En droit immobilier, les propriétaires peuvent réclamer certains documents à leurs locataires avant la signature d’un bail locatif. Un décret, modifiant la loi du 6 juillet 1989, précise que cette demande est parfois illégale. Les bailleurs risquent 3 000 euros d’amende.
A mesure que l’été s’installe, les cartons de déménagement se remplissent. La période estivale est, en effet, le moment de l’année le plus propice pour déménager. Sur l’ensemble de l’année, plus de 50% des déménagements se font sur les seuls mois de juillet et d’août selon les entreprises Dmax et Nextories, spécialisées dans l’organisation des déménagements.
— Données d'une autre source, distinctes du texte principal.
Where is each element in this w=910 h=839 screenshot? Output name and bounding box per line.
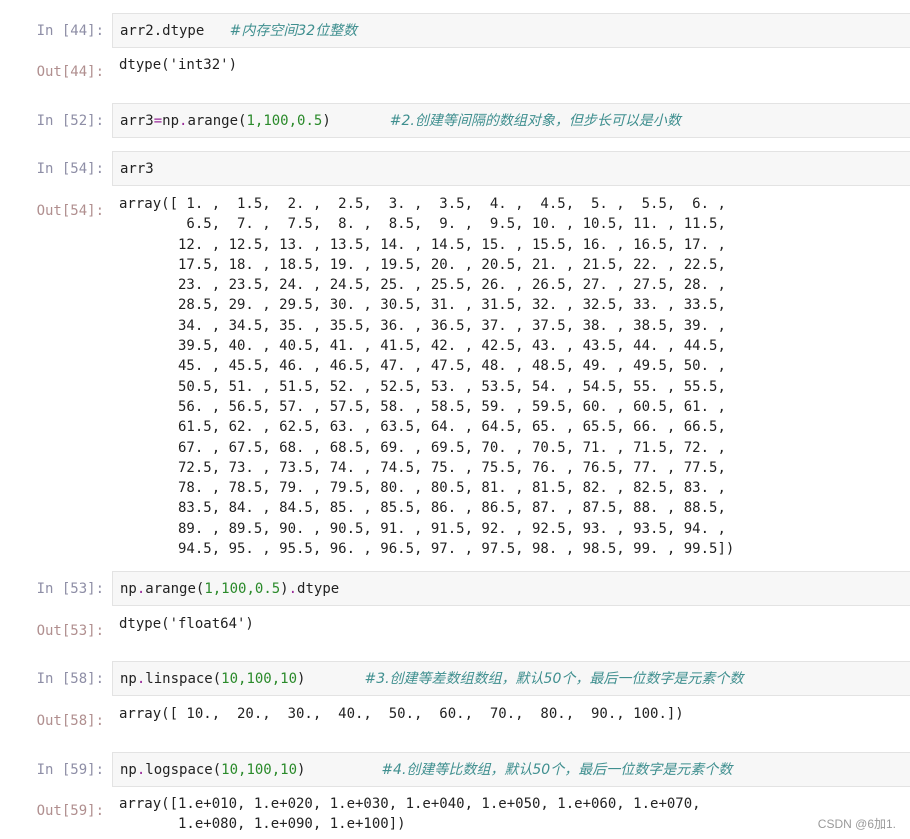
output-line: 34. , 34.5, 35. , 35.5, 36. , 36.5, 37. … [119,317,726,334]
code-attribute: dtype [297,581,340,597]
code-close-paren: ) [297,671,306,687]
code-comment: #2.创建等间隔的数组对象，但步长可以是小数 [389,113,681,129]
code-input-cell[interactable]: arr3=np.arange(1,100,0.5) #2.创建等间隔的数组对象，… [112,103,910,138]
output-line: 61.5, 62. , 62.5, 63. , 63.5, 64. , 64.5… [119,419,726,436]
output-line: 56. , 56.5, 57. , 57.5, 58. , 58.5, 59. … [119,398,726,415]
output-line: array([ 1. , 1.5, 2. , 2.5, 3. , 3.5, 4.… [119,196,726,212]
cell-output: array([ 1. , 1.5, 2. , 2.5, 3. , 3.5, 4.… [119,194,734,559]
output-line: 28.5, 29. , 29.5, 30. , 30.5, 31. , 31.5… [119,297,726,314]
output-prompt: Out[44]: [36,64,104,80]
code-variable: arr3 [120,113,154,129]
code-arguments: 1,100,0.5 [204,581,281,597]
code-input-cell[interactable]: np.arange(1,100,0.5).dtype [112,571,910,606]
code-line: arr3 [120,161,154,177]
output-line: 78. , 78.5, 79. , 79.5, 80. , 80.5, 81. … [119,480,726,497]
output-line: 17.5, 18. , 18.5, 19. , 19.5, 20. , 20.5… [119,256,726,273]
code-module: np [120,581,137,597]
output-line: 6.5, 7. , 7.5, 8. , 8.5, 9. , 9.5, 10. ,… [119,216,726,233]
code-operator: = [153,113,163,129]
code-comment: #4.创建等比数组，默认50个，最后一位数字是元素个数 [381,762,733,778]
cell-output: dtype('float64') [119,616,254,632]
code-function: linspace( [145,671,222,687]
output-prompt: Out[53]: [36,623,104,639]
code-function: arange( [145,581,205,597]
code-line: np.arange(1,100,0.5).dtype [120,580,339,598]
input-prompt: In [59]: [36,762,104,778]
code-comment: #3.创建等差数组数组，默认50个，最后一位数字是元素个数 [364,671,744,687]
output-line: 67. , 67.5, 68. , 68.5, 69. , 69.5, 70. … [119,439,726,456]
code-input-cell[interactable]: np.logspace(10,100,10) #4.创建等比数组，默认50个，最… [112,752,910,787]
watermark: CSDN @6加1. [817,817,896,831]
code-line: np.linspace(10,100,10) #3.创建等差数组数组，默认50个… [120,670,743,688]
code-comment: #内存空间32位整数 [229,23,358,39]
input-prompt: In [53]: [36,581,104,597]
output-line: 39.5, 40. , 40.5, 41. , 41.5, 42. , 42.5… [119,338,726,355]
code-close-paren: ) [297,762,306,778]
input-prompt: In [54]: [36,161,104,177]
output-line: array([1.e+010, 1.e+020, 1.e+030, 1.e+04… [119,796,701,812]
code-input-cell[interactable]: arr3 [112,151,910,186]
output-line: 83.5, 84. , 84.5, 85. , 85.5, 86. , 86.5… [119,500,726,517]
output-line: 12. , 12.5, 13. , 13.5, 14. , 14.5, 15. … [119,236,726,253]
cell-output: dtype('int32') [119,57,238,73]
code-input-cell[interactable]: arr2.dtype #内存空间32位整数 [112,13,910,48]
code-line: arr2.dtype #内存空间32位整数 [120,22,357,40]
code-input-cell[interactable]: np.linspace(10,100,10) #3.创建等差数组数组，默认50个… [112,661,910,696]
code-module: np [120,671,137,687]
code-module: np [162,113,180,129]
code-function: arange( [187,113,247,129]
output-line: 94.5, 95. , 95.5, 96. , 96.5, 97. , 97.5… [119,541,735,558]
output-line: 23. , 23.5, 24. , 24.5, 25. , 25.5, 26. … [119,277,726,294]
code-module: np [120,762,137,778]
cell-output: array([ 10., 20., 30., 40., 50., 60., 70… [119,706,684,722]
code-arguments: 1,100,0.5 [246,113,323,129]
output-prompt: Out[58]: [36,713,104,729]
output-line: 50.5, 51. , 51.5, 52. , 52.5, 53. , 53.5… [119,378,726,395]
code-text: arr2.dtype [120,23,205,39]
code-dot: . [288,581,298,597]
output-line: 1.e+080, 1.e+090, 1.e+100]) [119,816,406,833]
output-line: 45. , 45.5, 46. , 46.5, 47. , 47.5, 48. … [119,358,726,375]
input-prompt: In [58]: [36,671,104,687]
code-line: arr3=np.arange(1,100,0.5) #2.创建等间隔的数组对象，… [120,112,681,130]
output-prompt: Out[59]: [36,803,104,819]
input-prompt: In [52]: [36,113,104,129]
code-close-paren: ) [322,113,331,129]
code-arguments: 10,100,10 [221,762,298,778]
code-close-paren: ) [280,581,289,597]
code-line: np.logspace(10,100,10) #4.创建等比数组，默认50个，最… [120,761,732,779]
output-line: 72.5, 73. , 73.5, 74. , 74.5, 75. , 75.5… [119,459,726,476]
cell-output: array([1.e+010, 1.e+020, 1.e+030, 1.e+04… [119,794,701,835]
input-prompt: In [44]: [36,23,104,39]
code-function: logspace( [145,762,222,778]
code-arguments: 10,100,10 [221,671,298,687]
output-line: 89. , 89.5, 90. , 90.5, 91. , 91.5, 92. … [119,520,726,537]
output-prompt: Out[54]: [36,203,104,219]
Cette concentration des déménagements est liée à la rentrée. C’est en septembre que les étudiants et certains élèves emménagent dans les villes où ils vont poursuivre leur formation. C’est également à cette période que les travailleurs nouvellement recrutés ou en mutation professionnelle entament leur contrat. Les vacances d’été sont donc une occasion idéale pour que les familles organisent leur installation dans un nouveau foyer.
Mais pour déménager, encore faut-il trouver un logement. Dans de nombreuses agglomérations, la demande locative est plus importante que l’offre. Les propriétaires et les agences immobilières se permettent alors d’être particulièrement exigeants lors du choix des locataires. Les bailleurs demandent toujours plus de documents aux candidats à la location, ne serait-ce que pour leur accorder une simple visite du bien immobilier. Une pratique qui dépasse souvent le cadre légal.

Sur les réseaux sociaux et les forums d’association de locataires, les témoignages affluent. « Le propriétaire refusait de signer le bail locatif tant que je ne lui avais pas donné mon extrait de casier judiciaire », s’indigne Kasimir, fonctionnaire à Rouen. « J’ai renoncé à visiter un appartement car l’agence m’a demandé mes relevés bancaires pour s’assurer que je pouvais payer mes loyers », déplore Adèle, du côté de Paris.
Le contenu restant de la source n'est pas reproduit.